Book review: 2011 Current Medical Diagnosis & Treatment, 50th Anniversary Edition
By Stephen J. McPhee, MD and Maxine A. Papadakis, MD. Whitby, ON: McGraw-Hill Ryerson, 2011. ISBN 978-0-07-170055-9. Paperback, 1808 pages. $88.95.
First, a disclaimer. I did not actually read every page of this reference work. I doubt that anyone except the McGraw-Hill editorial staff actually has. But what I did do was read randomly selected sections, which is the way that this text will be used by virtually all those who access it.

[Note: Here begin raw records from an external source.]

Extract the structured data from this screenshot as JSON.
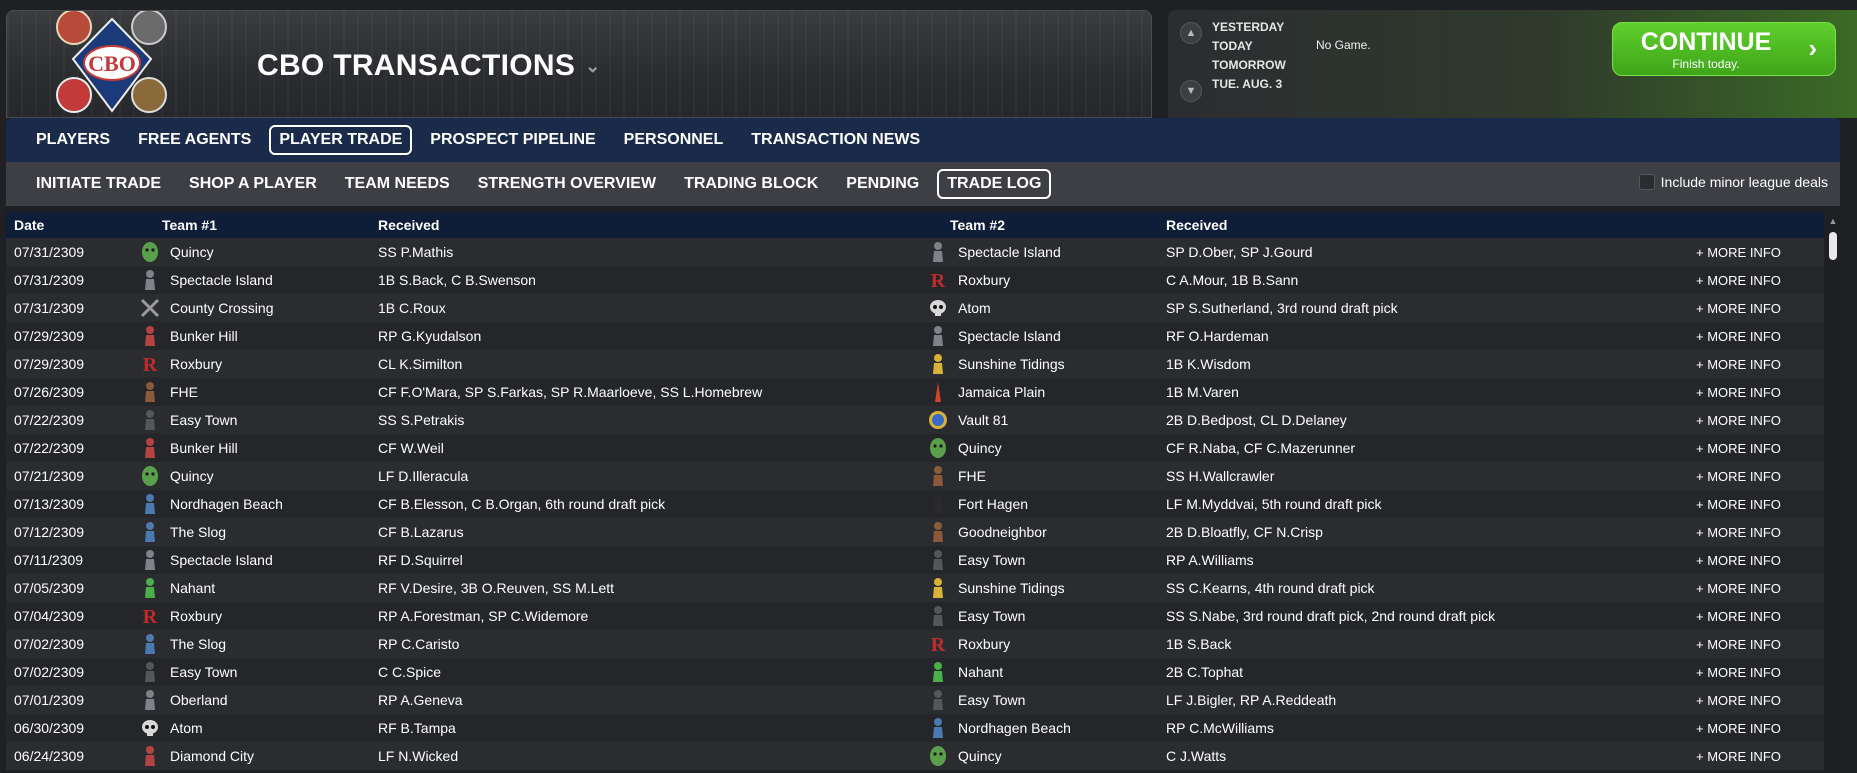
{
  "header": {
    "title": "CBO TRANSACTIONS",
    "logo_text": "CBO"
  },
  "dates": {
    "items": [
      "YESTERDAY",
      "TODAY",
      "TOMORROW",
      "TUE. AUG. 3"
    ],
    "status": "No Game."
  },
  "continue": {
    "label": "CONTINUE",
    "sub": "Finish today."
  },
  "nav1": [
    "PLAYERS",
    "FREE AGENTS",
    "PLAYER TRADE",
    "PROSPECT PIPELINE",
    "PERSONNEL",
    "TRANSACTION NEWS"
  ],
  "nav2": [
    "INITIATE TRADE",
    "SHOP A PLAYER",
    "TEAM NEEDS",
    "STRENGTH OVERVIEW",
    "TRADING BLOCK",
    "PENDING",
    "TRADE LOG"
  ],
  "minor_label": "Include minor league deals",
  "table": {
    "headers": [
      "Date",
      "Team #1",
      "Received",
      "Team #2",
      "Received"
    ],
    "more_label": "+ MORE INFO",
    "rows": [
      {
        "date": "07/31/2309",
        "team1": "Quincy",
        "rec1": "SS P.Mathis",
        "team2": "Spectacle Island",
        "rec2": "SP D.Ober, SP J.Gourd",
        "icon1": "green-ghoul",
        "icon2": "gray-figure"
      },
      {
        "date": "07/31/2309",
        "team1": "Spectacle Island",
        "rec1": "1B S.Back, C B.Swenson",
        "team2": "Roxbury",
        "rec2": "C A.Mour, 1B B.Sann",
        "icon1": "gray-figure",
        "icon2": "red-r"
      },
      {
        "date": "07/31/2309",
        "team1": "County Crossing",
        "rec1": "1B C.Roux",
        "team2": "Atom",
        "rec2": "SP S.Sutherland, 3rd round draft pick",
        "icon1": "crossed-bats",
        "icon2": "atom-skull"
      },
      {
        "date": "07/29/2309",
        "team1": "Bunker Hill",
        "rec1": "RP G.Kyudalson",
        "team2": "Spectacle Island",
        "rec2": "RF O.Hardeman",
        "icon1": "red-figure",
        "icon2": "gray-figure"
      },
      {
        "date": "07/29/2309",
        "team1": "Roxbury",
        "rec1": "CL K.Similton",
        "team2": "Sunshine Tidings",
        "rec2": "1B K.Wisdom",
        "icon1": "red-r",
        "icon2": "yellow-figure"
      },
      {
        "date": "07/26/2309",
        "team1": "FHE",
        "rec1": "CF F.O'Mara, SP S.Farkas, SP R.Maarloeve, SS L.Homebrew",
        "team2": "Jamaica Plain",
        "rec2": "1B M.Varen",
        "icon1": "brown-figure",
        "icon2": "red-tower"
      },
      {
        "date": "07/22/2309",
        "team1": "Easy Town",
        "rec1": "SS S.Petrakis",
        "team2": "Vault 81",
        "rec2": "2B D.Bedpost, CL D.Delaney",
        "icon1": "dark-figure",
        "icon2": "vault-badge"
      },
      {
        "date": "07/22/2309",
        "team1": "Bunker Hill",
        "rec1": "CF W.Weil",
        "team2": "Quincy",
        "rec2": "CF R.Naba, CF C.Mazerunner",
        "icon1": "red-figure",
        "icon2": "green-ghoul"
      },
      {
        "date": "07/21/2309",
        "team1": "Quincy",
        "rec1": "LF D.Illeracula",
        "team2": "FHE",
        "rec2": "SS H.Wallcrawler",
        "icon1": "green-ghoul",
        "icon2": "brown-figure"
      },
      {
        "date": "07/13/2309",
        "team1": "Nordhagen Beach",
        "rec1": "CF B.Elesson, C B.Organ, 6th round draft pick",
        "team2": "Fort Hagen",
        "rec2": "LF M.Myddvai, 5th round draft pick",
        "icon1": "blue-figure",
        "icon2": "black-figure"
      },
      {
        "date": "07/12/2309",
        "team1": "The Slog",
        "rec1": "CF B.Lazarus",
        "team2": "Goodneighbor",
        "rec2": "2B D.Bloatfly, CF N.Crisp",
        "icon1": "blue-figure",
        "icon2": "brown-figure"
      },
      {
        "date": "07/11/2309",
        "team1": "Spectacle Island",
        "rec1": "RF D.Squirrel",
        "team2": "Easy Town",
        "rec2": "RP A.Williams",
        "icon1": "gray-figure",
        "icon2": "dark-figure"
      },
      {
        "date": "07/05/2309",
        "team1": "Nahant",
        "rec1": "RF V.Desire, 3B O.Reuven, SS M.Lett",
        "team2": "Sunshine Tidings",
        "rec2": "SS C.Kearns, 4th round draft pick",
        "icon1": "green-figure",
        "icon2": "yellow-figure"
      },
      {
        "date": "07/04/2309",
        "team1": "Roxbury",
        "rec1": "RP A.Forestman, SP C.Widemore",
        "team2": "Easy Town",
        "rec2": "SS S.Nabe, 3rd round draft pick, 2nd round draft pick",
        "icon1": "red-r",
        "icon2": "dark-figure"
      },
      {
        "date": "07/02/2309",
        "team1": "The Slog",
        "rec1": "RP C.Caristo",
        "team2": "Roxbury",
        "rec2": "1B S.Back",
        "icon1": "blue-figure",
        "icon2": "red-r"
      },
      {
        "date": "07/02/2309",
        "team1": "Easy Town",
        "rec1": "C C.Spice",
        "team2": "Nahant",
        "rec2": "2B C.Tophat",
        "icon1": "dark-figure",
        "icon2": "green-figure"
      },
      {
        "date": "07/01/2309",
        "team1": "Oberland",
        "rec1": "RP A.Geneva",
        "team2": "Easy Town",
        "rec2": "LF J.Bigler, RP A.Reddeath",
        "icon1": "gray-figure",
        "icon2": "dark-figure"
      },
      {
        "date": "06/30/2309",
        "team1": "Atom",
        "rec1": "RF B.Tampa",
        "team2": "Nordhagen Beach",
        "rec2": "RP C.McWilliams",
        "icon1": "atom-skull",
        "icon2": "blue-figure"
      },
      {
        "date": "06/24/2309",
        "team1": "Diamond City",
        "rec1": "LF N.Wicked",
        "team2": "Quincy",
        "rec2": "C J.Watts",
        "icon1": "red-figure",
        "icon2": "green-ghoul"
      }
    ]
  }
}
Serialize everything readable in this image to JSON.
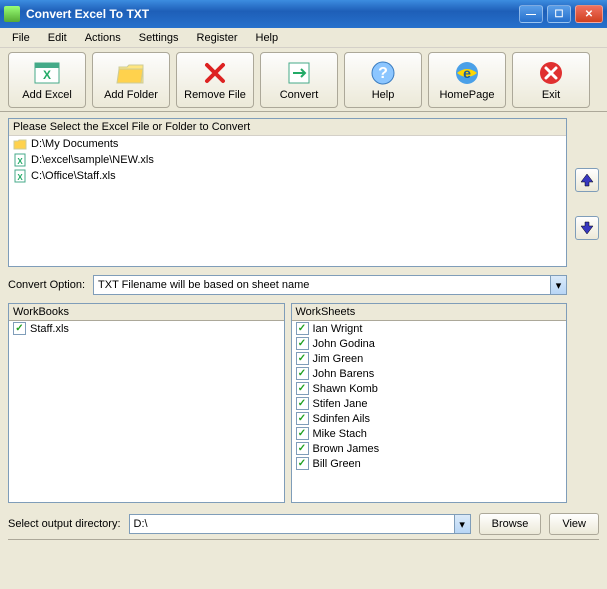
{
  "window": {
    "title": "Convert Excel To TXT"
  },
  "menu": [
    "File",
    "Edit",
    "Actions",
    "Settings",
    "Register",
    "Help"
  ],
  "toolbar": [
    {
      "label": "Add Excel",
      "icon": "excel"
    },
    {
      "label": "Add Folder",
      "icon": "folder"
    },
    {
      "label": "Remove File",
      "icon": "remove"
    },
    {
      "label": "Convert",
      "icon": "convert"
    },
    {
      "label": "Help",
      "icon": "help"
    },
    {
      "label": "HomePage",
      "icon": "ie"
    },
    {
      "label": "Exit",
      "icon": "exit"
    }
  ],
  "file_list": {
    "header": "Please Select the Excel File or Folder to Convert",
    "items": [
      {
        "type": "folder",
        "path": "D:\\My Documents"
      },
      {
        "type": "excel",
        "path": "D:\\excel\\sample\\NEW.xls"
      },
      {
        "type": "excel",
        "path": "C:\\Office\\Staff.xls"
      }
    ]
  },
  "convert_option": {
    "label": "Convert Option:",
    "value": "TXT Filename will be based on sheet name"
  },
  "workbooks": {
    "header": "WorkBooks",
    "items": [
      "Staff.xls"
    ]
  },
  "worksheets": {
    "header": "WorkSheets",
    "items": [
      "Ian Wrignt",
      "John Godina",
      "Jim Green",
      "John Barens",
      "Shawn Komb",
      "Stifen Jane",
      "Sdinfen Ails",
      "Mike Stach",
      "Brown James",
      "Bill Green"
    ]
  },
  "output": {
    "label": "Select  output directory:",
    "value": "D:\\",
    "browse": "Browse",
    "view": "View"
  }
}
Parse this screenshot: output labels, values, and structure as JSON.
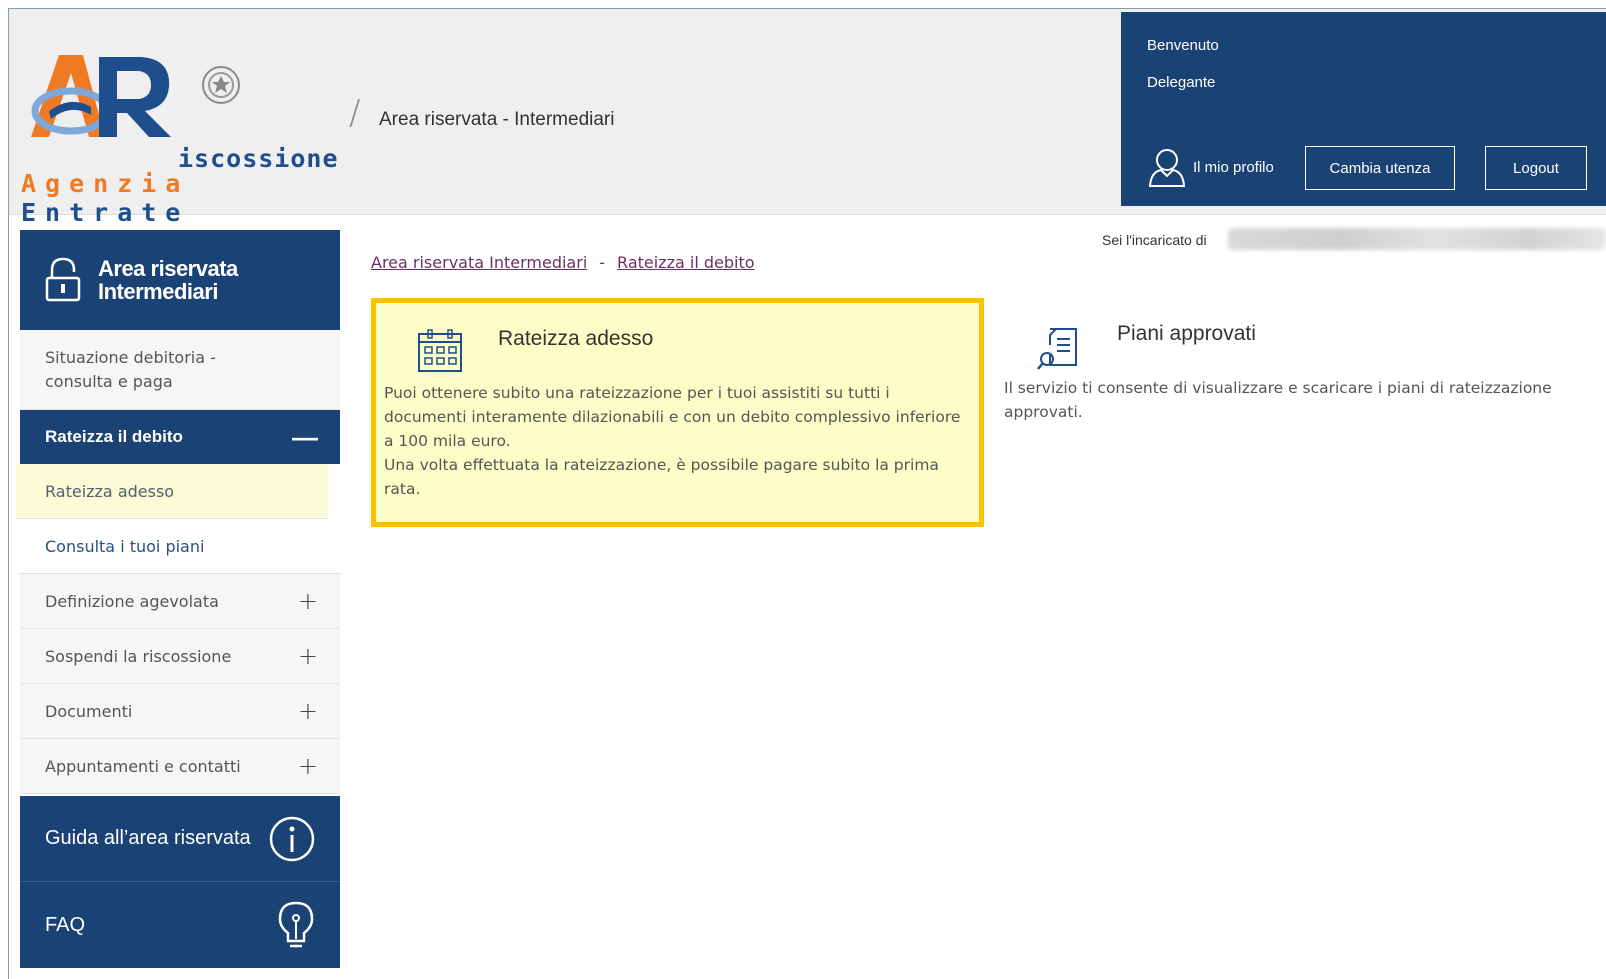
{
  "header": {
    "logo_line1": "iscossione",
    "logo_line2_orange": "Agenzia",
    "logo_line2_blue": "Entrate",
    "area_title": "Area riservata - Intermediari"
  },
  "user_panel": {
    "welcome": "Benvenuto",
    "role": "Delegante",
    "profile_label": "Il mio profilo",
    "switch_user_label": "Cambia utenza",
    "logout_label": "Logout"
  },
  "sidebar": {
    "title_line1": "Area riservata",
    "title_line2": "Intermediari",
    "items": [
      {
        "label_line1": "Situazione debitoria -",
        "label_line2": "consulta e paga"
      },
      {
        "label": "Rateizza il debito"
      },
      {
        "label": "Rateizza adesso"
      },
      {
        "label": "Consulta i tuoi piani"
      },
      {
        "label": "Definizione agevolata"
      },
      {
        "label": "Sospendi la riscossione"
      },
      {
        "label": "Documenti"
      },
      {
        "label": "Appuntamenti e contatti"
      }
    ],
    "guide_label": "Guida all’area riservata",
    "faq_label": "FAQ"
  },
  "main": {
    "assigned_label": "Sei l'incaricato di",
    "breadcrumb": [
      "Area riservata Intermediari",
      "-",
      "Rateizza il debito"
    ],
    "cards": [
      {
        "title": "Rateizza adesso",
        "text_lines": [
          "Puoi ottenere subito una rateizzazione per i tuoi assistiti su tutti i",
          "documenti interamente dilazionabili e con un debito complessivo inferiore",
          "a 100 mila euro.",
          "Una volta effettuata la rateizzazione, è possibile pagare subito la prima",
          "rata."
        ]
      },
      {
        "title": "Piani approvati",
        "text_lines": [
          "Il servizio ti consente di visualizzare e scaricare i piani di rateizzazione",
          "approvati."
        ]
      }
    ]
  },
  "colors": {
    "primary": "#1b4275",
    "highlight_border": "#ffc000",
    "highlight_bg": "#fdfdc8",
    "logo_orange": "#f07a24",
    "link": "#6a2f6b"
  }
}
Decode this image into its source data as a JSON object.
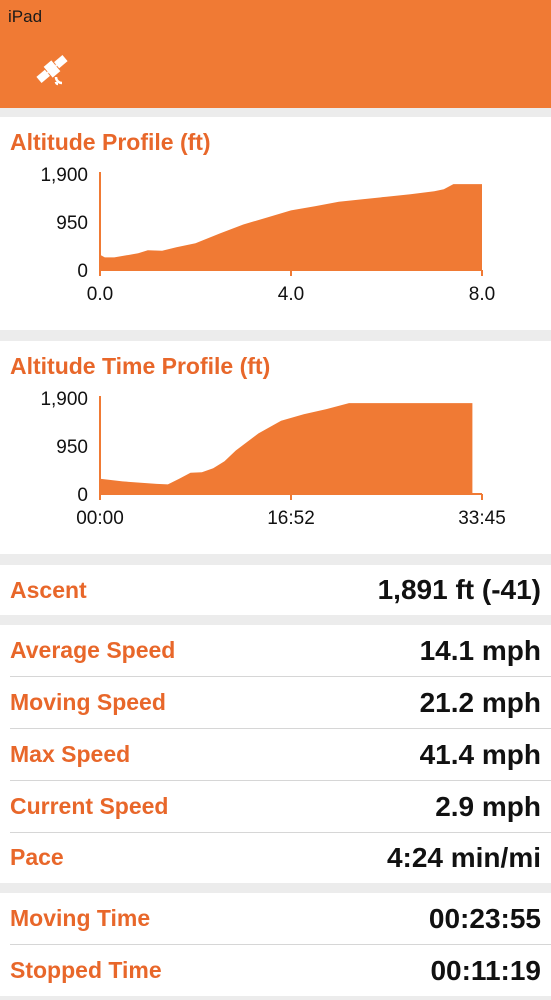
{
  "status_bar": {
    "carrier": "iPad"
  },
  "nav": {
    "icon": "satellite-icon"
  },
  "colors": {
    "accent": "#f07a34",
    "label": "#e8672a",
    "fill": "#f07a34"
  },
  "chart_data": [
    {
      "type": "area",
      "title": "Altitude Profile (ft)",
      "x": [
        0.0,
        0.1,
        0.3,
        0.8,
        1.0,
        1.3,
        1.6,
        2.0,
        2.5,
        3.0,
        3.5,
        4.0,
        4.5,
        5.0,
        5.5,
        6.0,
        6.5,
        7.0,
        7.2,
        7.4,
        8.0
      ],
      "y": [
        300,
        250,
        250,
        330,
        390,
        380,
        450,
        530,
        720,
        900,
        1040,
        1180,
        1260,
        1350,
        1400,
        1450,
        1500,
        1560,
        1600,
        1700,
        1700
      ],
      "xlim": [
        0,
        8
      ],
      "ylim": [
        0,
        1900
      ],
      "x_ticks": [
        "0.0",
        "4.0",
        "8.0"
      ],
      "y_ticks": [
        "1,900",
        "950",
        "0"
      ]
    },
    {
      "type": "area",
      "title": "Altitude Time Profile (ft)",
      "x": [
        0,
        2,
        5,
        6,
        7,
        8,
        9,
        10,
        11,
        12,
        14,
        16,
        18,
        20,
        22,
        22.5,
        32.9
      ],
      "y": [
        300,
        250,
        200,
        190,
        300,
        420,
        430,
        510,
        650,
        860,
        1200,
        1450,
        1580,
        1680,
        1800,
        1800,
        1800
      ],
      "xlim": [
        0,
        33.75
      ],
      "ylim": [
        0,
        1900
      ],
      "x_ticks": [
        "00:00",
        "16:52",
        "33:45"
      ],
      "y_ticks": [
        "1,900",
        "950",
        "0"
      ]
    }
  ],
  "stats": {
    "ascent": {
      "label": "Ascent",
      "value": "1,891 ft (-41)"
    },
    "average_speed": {
      "label": "Average Speed",
      "value": "14.1 mph"
    },
    "moving_speed": {
      "label": "Moving Speed",
      "value": "21.2 mph"
    },
    "max_speed": {
      "label": "Max Speed",
      "value": "41.4 mph"
    },
    "current_speed": {
      "label": "Current Speed",
      "value": "2.9 mph"
    },
    "pace": {
      "label": "Pace",
      "value": "4:24 min/mi"
    },
    "moving_time": {
      "label": "Moving Time",
      "value": "00:23:55"
    },
    "stopped_time": {
      "label": "Stopped Time",
      "value": "00:11:19"
    }
  }
}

It’s a very comprehensive piece of work that tries hard to cover everything that its intended audience would want. That intended audience is described in the Preface as house officers, medical students, other health profession students, internists, family physicians, hospitalists, nurse practitioners—you get the drift. Since this is the 50th edition of this text, the editors and publishers must be doing something right.
Most reviewers will find it difficult to say if this book is a worthwhile purchase, given the number and range of resources available for aiding diagnosis and treatment in all fields of internal medicine and in specialties of interest to primary care practitioners—which is the stated purpose of this text.
Because this text has an online counterpart (CMDT Online), the publishers likely realize that the future of such texts is not in print publishing but in online versions that are renewed constantly, not just annually. The sections that I read in their entirety (Disease Prevention & Health Promotion, Gynecologic Disorders, Obstetrics & Obstetric Disorders, Blood Disorders, and Cancer) were predictably spread very wide and provided scant detail. I suspect that most of the intended audience would have already developed system-specific resources for when they need help with diagnosis and treatment (Harrison, anyone?).
Nevertheless, I’m sure lots of people will buy this reference. Acquiring 1808 pages of text (when you include the index) for $89 is just too good a deal to pass up, even if coverage of most subjects is necessarily superficial and will soon be out of date. I would double-check the information it provides, just in case.